Chlorpromazine-Induced Hypothermia in Tumour-Bearing Mice, Acute Cytotoxic Drug Lethality and Long-Term Survival
DOI:
https://doi.org/10.3109/02841869009096394Keywords:
Chemotherapy, animal tumour, chlorpromazine, hypothermia, toxicity, doxorubicin, vinblastine, nitrogen mustardAbstract
The acute lethality of various cytotoxic drugs (doxorubicin, vinblastine and nitrogen mustard) and long-term survival in a syngenic mouse-tumour system were studied at normal body temperature and at 28°C induced by chlorpromazine.
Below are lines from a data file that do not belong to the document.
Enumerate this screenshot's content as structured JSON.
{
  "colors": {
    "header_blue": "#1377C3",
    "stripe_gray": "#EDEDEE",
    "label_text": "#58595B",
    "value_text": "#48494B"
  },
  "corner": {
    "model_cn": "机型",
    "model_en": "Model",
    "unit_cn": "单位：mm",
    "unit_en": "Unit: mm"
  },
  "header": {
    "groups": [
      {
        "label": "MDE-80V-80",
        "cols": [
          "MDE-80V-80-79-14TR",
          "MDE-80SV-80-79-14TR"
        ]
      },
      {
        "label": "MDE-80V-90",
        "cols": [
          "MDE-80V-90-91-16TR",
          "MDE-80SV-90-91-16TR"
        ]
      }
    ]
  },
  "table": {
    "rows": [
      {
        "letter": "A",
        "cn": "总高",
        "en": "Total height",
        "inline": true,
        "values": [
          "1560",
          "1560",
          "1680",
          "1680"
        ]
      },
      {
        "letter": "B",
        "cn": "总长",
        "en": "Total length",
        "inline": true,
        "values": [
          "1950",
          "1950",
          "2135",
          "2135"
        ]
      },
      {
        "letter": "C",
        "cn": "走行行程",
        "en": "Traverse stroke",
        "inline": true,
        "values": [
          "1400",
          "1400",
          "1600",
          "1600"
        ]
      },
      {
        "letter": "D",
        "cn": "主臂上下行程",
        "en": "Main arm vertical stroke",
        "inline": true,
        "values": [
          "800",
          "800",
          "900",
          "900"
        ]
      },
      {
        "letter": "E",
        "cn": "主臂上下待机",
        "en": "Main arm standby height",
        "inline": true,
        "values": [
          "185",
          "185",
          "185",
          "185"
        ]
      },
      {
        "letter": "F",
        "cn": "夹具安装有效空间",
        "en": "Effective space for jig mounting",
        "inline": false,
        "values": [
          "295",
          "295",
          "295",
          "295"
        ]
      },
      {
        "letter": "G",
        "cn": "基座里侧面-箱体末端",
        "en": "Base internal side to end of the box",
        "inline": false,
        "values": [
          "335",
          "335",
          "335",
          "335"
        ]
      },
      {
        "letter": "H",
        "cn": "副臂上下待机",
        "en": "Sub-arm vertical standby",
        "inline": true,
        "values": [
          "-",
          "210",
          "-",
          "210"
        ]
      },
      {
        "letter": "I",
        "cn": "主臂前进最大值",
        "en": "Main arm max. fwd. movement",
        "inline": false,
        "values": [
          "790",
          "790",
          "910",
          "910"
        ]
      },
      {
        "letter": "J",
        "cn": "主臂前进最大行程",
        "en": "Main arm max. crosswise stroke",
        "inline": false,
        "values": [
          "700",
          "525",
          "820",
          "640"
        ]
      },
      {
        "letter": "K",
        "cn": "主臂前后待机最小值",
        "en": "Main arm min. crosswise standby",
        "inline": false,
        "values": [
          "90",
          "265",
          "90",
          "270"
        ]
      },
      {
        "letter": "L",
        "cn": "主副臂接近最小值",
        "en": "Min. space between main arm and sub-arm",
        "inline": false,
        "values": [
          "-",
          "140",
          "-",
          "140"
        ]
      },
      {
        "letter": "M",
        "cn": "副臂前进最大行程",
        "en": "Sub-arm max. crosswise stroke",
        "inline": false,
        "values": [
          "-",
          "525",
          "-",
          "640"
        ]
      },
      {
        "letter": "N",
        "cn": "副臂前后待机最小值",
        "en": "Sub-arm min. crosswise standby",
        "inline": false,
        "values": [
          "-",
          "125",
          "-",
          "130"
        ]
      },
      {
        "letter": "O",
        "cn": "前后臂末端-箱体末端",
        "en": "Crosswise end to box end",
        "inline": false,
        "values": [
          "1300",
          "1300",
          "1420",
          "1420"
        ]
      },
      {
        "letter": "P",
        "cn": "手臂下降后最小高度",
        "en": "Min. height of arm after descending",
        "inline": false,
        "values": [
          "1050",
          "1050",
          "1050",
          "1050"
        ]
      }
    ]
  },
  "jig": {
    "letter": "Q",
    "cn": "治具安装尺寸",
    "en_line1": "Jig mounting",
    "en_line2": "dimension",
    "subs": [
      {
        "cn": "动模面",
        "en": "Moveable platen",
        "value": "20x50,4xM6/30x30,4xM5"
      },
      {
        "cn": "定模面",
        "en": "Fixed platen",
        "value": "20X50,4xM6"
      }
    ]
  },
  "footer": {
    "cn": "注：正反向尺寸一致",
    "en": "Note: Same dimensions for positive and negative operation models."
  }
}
Chlorpro-mazine-induced hypothermia itself neither caused acute toxicity nor influenced long-term survival. Doxorubicin (15 mg/kg) and nitrogen mustard (6 mg/kg) lethality was reduced at decreased temperature. The median survival time increased significantly from 35 days in normothermic to 52 days in hypothermic doxorubicin-treated mice. With nitrogen mustard, no increase in long-term survival was seen in the hypothermic group. The acute lethality of vinblastine was enhanced by hypothermia and the long-term tumour survival was unaffected. Hypothermia or possibly chlorpromazine considerably modulates drug toxicity and possibly anti-tumoural activity.